CREATIVITÀ AI TEMPI DEL CORONAVIRUS: L’OPPORTUNITÀ STORICA DI RINASCITA DELLA COMUNITÀ SANFELICIANA

San Felice Circeo oggi - foto tratta dalla pagina facebook "Le Foto Più Belle Di San Felice Circeo e dell'Agro Pontino"
San Felice Circeo - foto tratta dalla pagina facebook "Le Foto Più Belle Di San Felice Circeo e dell'Agro Pontino"

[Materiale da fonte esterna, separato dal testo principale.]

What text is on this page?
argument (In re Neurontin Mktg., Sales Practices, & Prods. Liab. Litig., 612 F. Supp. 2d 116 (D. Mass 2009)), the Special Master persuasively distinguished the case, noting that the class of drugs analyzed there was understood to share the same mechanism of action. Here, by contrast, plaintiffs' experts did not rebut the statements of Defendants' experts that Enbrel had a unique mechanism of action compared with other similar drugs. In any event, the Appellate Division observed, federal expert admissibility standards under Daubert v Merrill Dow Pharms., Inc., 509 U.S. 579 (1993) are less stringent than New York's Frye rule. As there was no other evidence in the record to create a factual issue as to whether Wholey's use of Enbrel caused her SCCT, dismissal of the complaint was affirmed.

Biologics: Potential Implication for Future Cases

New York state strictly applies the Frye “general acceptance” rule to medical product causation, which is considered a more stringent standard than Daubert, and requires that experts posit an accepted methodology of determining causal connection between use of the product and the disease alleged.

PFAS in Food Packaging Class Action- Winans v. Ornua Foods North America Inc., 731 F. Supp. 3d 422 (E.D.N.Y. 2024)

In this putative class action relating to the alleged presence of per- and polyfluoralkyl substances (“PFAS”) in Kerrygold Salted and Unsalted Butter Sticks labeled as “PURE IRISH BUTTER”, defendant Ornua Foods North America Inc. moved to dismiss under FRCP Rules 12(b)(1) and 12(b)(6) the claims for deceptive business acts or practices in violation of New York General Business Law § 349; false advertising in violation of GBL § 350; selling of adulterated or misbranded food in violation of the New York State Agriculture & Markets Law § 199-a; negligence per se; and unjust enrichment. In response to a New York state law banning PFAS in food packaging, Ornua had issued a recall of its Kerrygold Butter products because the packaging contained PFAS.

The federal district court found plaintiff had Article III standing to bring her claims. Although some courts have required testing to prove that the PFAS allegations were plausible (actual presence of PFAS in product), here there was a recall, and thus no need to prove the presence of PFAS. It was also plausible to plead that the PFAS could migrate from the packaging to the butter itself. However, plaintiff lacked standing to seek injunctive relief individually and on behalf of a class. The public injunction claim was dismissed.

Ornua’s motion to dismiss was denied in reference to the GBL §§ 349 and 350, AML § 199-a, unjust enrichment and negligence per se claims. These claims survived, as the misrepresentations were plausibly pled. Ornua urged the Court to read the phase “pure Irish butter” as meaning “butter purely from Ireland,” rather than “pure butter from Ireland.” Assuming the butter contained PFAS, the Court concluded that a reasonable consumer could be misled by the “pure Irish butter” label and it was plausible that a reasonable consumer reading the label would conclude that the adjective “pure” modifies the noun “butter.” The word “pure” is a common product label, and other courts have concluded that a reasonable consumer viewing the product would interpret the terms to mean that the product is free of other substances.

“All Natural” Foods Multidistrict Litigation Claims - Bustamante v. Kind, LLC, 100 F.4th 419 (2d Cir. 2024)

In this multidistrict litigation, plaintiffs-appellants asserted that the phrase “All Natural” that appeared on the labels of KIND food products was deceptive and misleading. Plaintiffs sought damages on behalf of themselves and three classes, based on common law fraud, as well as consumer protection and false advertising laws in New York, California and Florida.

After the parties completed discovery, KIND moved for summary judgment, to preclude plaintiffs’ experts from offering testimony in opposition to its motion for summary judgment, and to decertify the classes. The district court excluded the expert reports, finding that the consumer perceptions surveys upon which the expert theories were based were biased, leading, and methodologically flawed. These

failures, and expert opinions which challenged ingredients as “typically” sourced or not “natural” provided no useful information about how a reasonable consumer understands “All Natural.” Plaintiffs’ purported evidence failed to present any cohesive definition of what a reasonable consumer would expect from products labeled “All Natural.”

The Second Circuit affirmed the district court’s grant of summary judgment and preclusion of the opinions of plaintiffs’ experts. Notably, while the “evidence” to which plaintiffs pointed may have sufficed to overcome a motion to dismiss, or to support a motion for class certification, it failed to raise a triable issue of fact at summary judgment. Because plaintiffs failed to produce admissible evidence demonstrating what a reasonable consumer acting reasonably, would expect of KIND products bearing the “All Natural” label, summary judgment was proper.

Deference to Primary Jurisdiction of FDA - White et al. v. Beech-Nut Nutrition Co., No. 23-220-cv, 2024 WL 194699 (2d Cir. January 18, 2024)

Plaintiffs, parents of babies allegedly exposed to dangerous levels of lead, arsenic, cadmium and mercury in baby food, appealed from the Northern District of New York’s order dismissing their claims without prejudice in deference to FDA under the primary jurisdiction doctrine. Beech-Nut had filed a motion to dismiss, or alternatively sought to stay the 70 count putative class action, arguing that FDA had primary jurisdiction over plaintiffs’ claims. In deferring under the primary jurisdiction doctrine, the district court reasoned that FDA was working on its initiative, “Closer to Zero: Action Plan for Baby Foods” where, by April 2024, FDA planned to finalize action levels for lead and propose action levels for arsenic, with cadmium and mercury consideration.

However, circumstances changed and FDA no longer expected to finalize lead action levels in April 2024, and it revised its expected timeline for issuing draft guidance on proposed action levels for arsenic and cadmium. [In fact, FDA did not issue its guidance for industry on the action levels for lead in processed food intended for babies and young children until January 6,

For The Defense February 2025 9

Pensavo di scrivere questo articolo in un contesto storico differente, ma poi ho realizzato che c’è e ci sarà tanto bisogno di creatività al tempo del Coronavirus, nel prossimo ed inevitabile futuro

Per creatività non intendo necessariamente la capacità di dipingere un quadro o prodigarsi in una qualsiasi attività artistica, quanto la capacità di creare usando la testa, dando spazio a tutto l’estro o inventiva di cui disponiamo, poca o tanta che sia. Questa capacità come tutte le cose va allenata, coltivata, cercata, e purtroppo non è un valore ritenuto prioritario nella nostra società contemporanea che tende piuttosto ad uniformare, appiattire e fare di tutto, più o meno consapevolmente, per ridimensionare la nostra immaginazione mettendoci su un binario unico, con destinazione unica. La creatività invece è un valore da riscoprire in tutto e tutti, perché ci spinge ad agire, a pensare come fare, tenendo in allenamento il ragionamento e la nostra vitalità. Oggi abbiamo un disperato bisogno di creatività, direttamente proporzionale alla complessità del mondo che ci circonda. Questo è il motivo che mi spinge a pensare che forse ora, proprio in un tempo così duro e difficile da sostenere, la creatività può essere lo strumento per far risorgere le nostre Comunità.

San Felice Circeo primi del '900 - foto tratta dalla pagina facebook "Circeo - Storia e Leggenda - Gruppo di Ricerca Circei"
San Felice Circeo primi del ‘900 – foto tratta dalla pagina facebook “Circeo – Storia e Leggenda – Gruppo di Ricerca Circei”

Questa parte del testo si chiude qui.